Lockhart, however, didn't have my composure, "You know perfectly well what I am talking about. Now explain yourself, or I will give you detention and take points from your house."

I blinked. Last time I had detention, I was sent into the Forbidden Forest ... and I wasn't about to lose house points so early in the year, if I could help it. "I wrote down the first things that came to mind." I said calmly, not once did I look away or blink or even laugh. And I was telling the truth, which made it harder not to laugh.

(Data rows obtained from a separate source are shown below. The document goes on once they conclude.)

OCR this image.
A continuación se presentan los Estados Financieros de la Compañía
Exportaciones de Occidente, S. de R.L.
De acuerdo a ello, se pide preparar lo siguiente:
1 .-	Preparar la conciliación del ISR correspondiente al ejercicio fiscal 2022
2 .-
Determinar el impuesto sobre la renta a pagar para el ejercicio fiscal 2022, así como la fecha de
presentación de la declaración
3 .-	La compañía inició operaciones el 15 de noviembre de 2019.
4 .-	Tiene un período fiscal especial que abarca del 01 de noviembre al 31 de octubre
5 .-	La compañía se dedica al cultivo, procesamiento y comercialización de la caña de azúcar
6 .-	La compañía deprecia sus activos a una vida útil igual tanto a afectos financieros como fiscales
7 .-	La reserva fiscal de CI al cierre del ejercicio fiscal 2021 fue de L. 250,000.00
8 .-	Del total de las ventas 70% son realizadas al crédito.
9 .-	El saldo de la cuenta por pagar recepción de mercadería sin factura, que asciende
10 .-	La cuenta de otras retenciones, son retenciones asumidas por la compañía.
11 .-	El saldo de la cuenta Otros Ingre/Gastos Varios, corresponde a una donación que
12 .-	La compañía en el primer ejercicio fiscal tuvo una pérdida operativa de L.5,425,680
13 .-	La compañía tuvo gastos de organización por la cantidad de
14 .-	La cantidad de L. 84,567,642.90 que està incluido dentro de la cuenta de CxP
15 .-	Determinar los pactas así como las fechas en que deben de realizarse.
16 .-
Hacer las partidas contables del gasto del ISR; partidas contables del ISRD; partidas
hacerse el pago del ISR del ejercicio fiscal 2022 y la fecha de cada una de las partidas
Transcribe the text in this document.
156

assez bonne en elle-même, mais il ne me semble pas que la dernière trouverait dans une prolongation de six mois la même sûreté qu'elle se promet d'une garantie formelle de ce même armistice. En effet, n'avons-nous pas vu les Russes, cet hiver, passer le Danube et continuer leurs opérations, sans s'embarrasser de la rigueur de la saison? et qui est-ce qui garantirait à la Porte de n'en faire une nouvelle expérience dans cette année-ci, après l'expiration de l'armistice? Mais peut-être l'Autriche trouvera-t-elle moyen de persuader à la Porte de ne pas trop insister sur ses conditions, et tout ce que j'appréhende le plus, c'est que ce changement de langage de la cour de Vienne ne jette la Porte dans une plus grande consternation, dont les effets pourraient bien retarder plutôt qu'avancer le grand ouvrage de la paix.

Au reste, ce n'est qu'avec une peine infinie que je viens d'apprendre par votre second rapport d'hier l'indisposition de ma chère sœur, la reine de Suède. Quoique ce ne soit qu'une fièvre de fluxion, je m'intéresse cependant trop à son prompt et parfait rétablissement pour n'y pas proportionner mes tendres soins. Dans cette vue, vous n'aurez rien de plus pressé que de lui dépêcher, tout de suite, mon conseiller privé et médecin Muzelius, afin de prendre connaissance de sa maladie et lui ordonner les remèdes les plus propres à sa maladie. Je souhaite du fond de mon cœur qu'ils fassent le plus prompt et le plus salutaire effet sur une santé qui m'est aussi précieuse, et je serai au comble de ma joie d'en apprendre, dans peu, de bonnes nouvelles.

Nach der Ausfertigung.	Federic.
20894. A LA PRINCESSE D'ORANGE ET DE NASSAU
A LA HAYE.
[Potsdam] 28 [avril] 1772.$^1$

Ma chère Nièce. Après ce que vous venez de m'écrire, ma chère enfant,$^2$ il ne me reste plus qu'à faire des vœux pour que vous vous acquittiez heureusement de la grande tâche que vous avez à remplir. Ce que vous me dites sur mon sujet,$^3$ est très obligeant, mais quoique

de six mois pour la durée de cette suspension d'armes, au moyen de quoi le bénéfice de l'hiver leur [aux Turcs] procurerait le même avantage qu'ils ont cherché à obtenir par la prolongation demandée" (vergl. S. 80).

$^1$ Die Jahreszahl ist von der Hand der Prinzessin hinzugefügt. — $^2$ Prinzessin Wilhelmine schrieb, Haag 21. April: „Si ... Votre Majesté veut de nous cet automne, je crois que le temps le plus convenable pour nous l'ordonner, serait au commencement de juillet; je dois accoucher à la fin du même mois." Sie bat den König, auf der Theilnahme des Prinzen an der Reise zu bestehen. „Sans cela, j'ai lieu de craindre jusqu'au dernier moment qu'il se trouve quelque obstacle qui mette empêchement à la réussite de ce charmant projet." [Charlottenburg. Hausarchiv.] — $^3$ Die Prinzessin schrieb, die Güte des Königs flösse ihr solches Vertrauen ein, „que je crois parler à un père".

Lockhart stared at me. I think I really was beginning to unnerve him. I continued to look at him, unblinkingly. He looked away first. "You are a trouble-maker, Mr Malfoy," he said simply.

"Yes, I am. But most of the time, no one can prove it." I admitted. He looked shocked that I was actually saying this. "I only did this to you, because I wanted to see if I could make you vomit over you 'lovely' purple robes."

Another glare. "If you try anything like this again, you will be in detention. And for now, ten points from Slytherin. Get out of here and try and remember where you put your sense of decency."

"I don't have any." I said immediately.

"Get some." and with that, he turned and stalked out of the door. I grinned. This was going to be fun.

* * *

At dinner that evening, Lockhart couldn't go five minutes without glaring angrily at me.

"What did you do to him, Draco?" Blaise asked, from across the table.

"I used my superior logic and distinct lack of common decency to scare the hell out of him." I said, grinning at Lockhart as he glared at me again, "I think I can make him go insane by the end of the school year."

"Well, if you don't, he'll drive Potter insane." Theo noted, with a sadistic smirk.

"I'm going to try to time it for both." I answered.